Fue un beso profundo, cargado de una urgencia que me dejó sin aliento. No tenía nada que ver con lo que había sentido antes. Recordé, casi con extrañeza, la suavidad de Erian, la forma en que él intentaba protegerme, incluso de mí misma. Sus besos eran como un refugio seguro, pero el de Keiren... el de Keiren era una batalla ganada. Era fuego encontrando más fuego. Era una verdad cruda y poderosa que me hacía sentir viva, no protegida, sino poderosa. Admitirlo me dio vértigo, pero era cierto: me gustaba más. Me gustaba esta conexión eléctrica que parecía decirme que, pasara lo que pasara, nuestras llamas arderían juntas.

Nos separamos apenas unos centímetros, compartiendo el mismo aire, mientras el peso del silencio volvía a caer, pero esta vez ya no me aplastaba.

—Keiren... —dije, con el corazón golpeándome las costillas—, si el Gran Jefe busca los elementos para controlar la simulación, no puede tenerlos todos. Si el quinto elemento es lo que creo... si somos nosotros.

Él acarició mi mejilla con el pulgar, su mirada fija en la mía. —Entonces tendremos que asegurarnos de que nunca llegue a tocarnos.

Me quedé allí, todavía sintiendo el hormigueo del beso en mis labios, mientras observaba a Keiren de reojo.
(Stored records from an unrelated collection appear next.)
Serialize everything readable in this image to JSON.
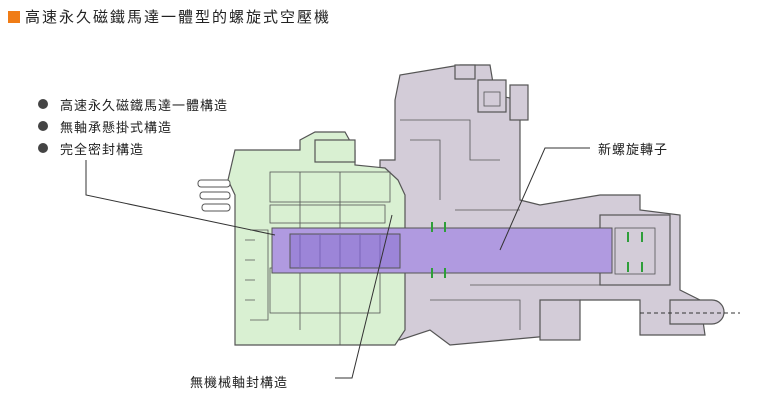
{
  "header": {
    "title": "高速永久磁鐵馬達一體型的螺旋式空壓機",
    "marker_color": "#f07c16"
  },
  "features": [
    {
      "text": "高速永久磁鐵馬達一體構造"
    },
    {
      "text": "無軸承懸掛式構造"
    },
    {
      "text": "完全密封構造"
    }
  ],
  "callouts": {
    "rotor": "新螺旋轉子",
    "seal": "無機械軸封構造"
  },
  "colors": {
    "motor_housing": "#d9f0d2",
    "compressor_body": "#d3ccd8",
    "shaft": "#b09ae0",
    "seal_green": "#2e9e3a"
  }
}
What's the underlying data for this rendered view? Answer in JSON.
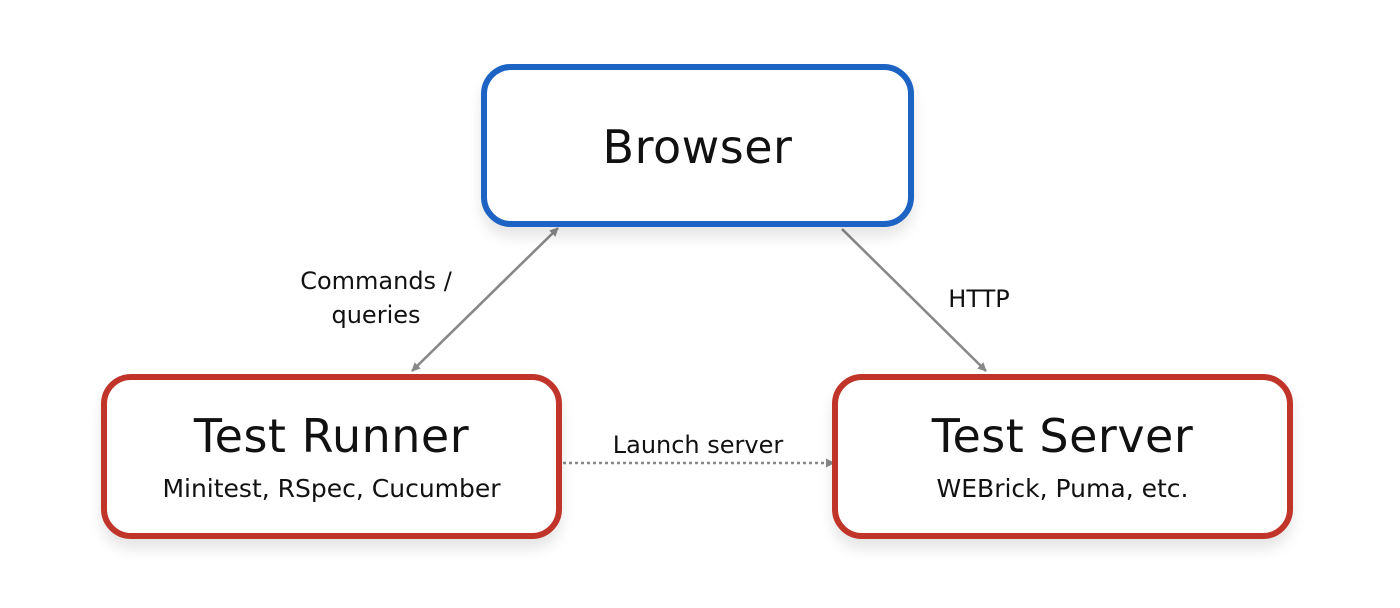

Él ya había vuelto a fijar su mirada hacia al frente, pero algo en su postura había cambiado. Ya no era una rigidez defensiva; era algo más profundo, como si un secreto que lo estuviera asfixiando finalmente hubiera salido a la luz. Me sentí un poco tonta por no haberlo visto antes. Él intentaba ocultar lo que sentía tratándome con aspereza, quizás esperando que, si era lo suficientemente frío conmigo, sus propios sentimientos terminarían por congelarse. Pero el fuego no funciona así. Entre más intentas sofocarlo sin aire, más fuerte estalla cuando encuentra una grieta.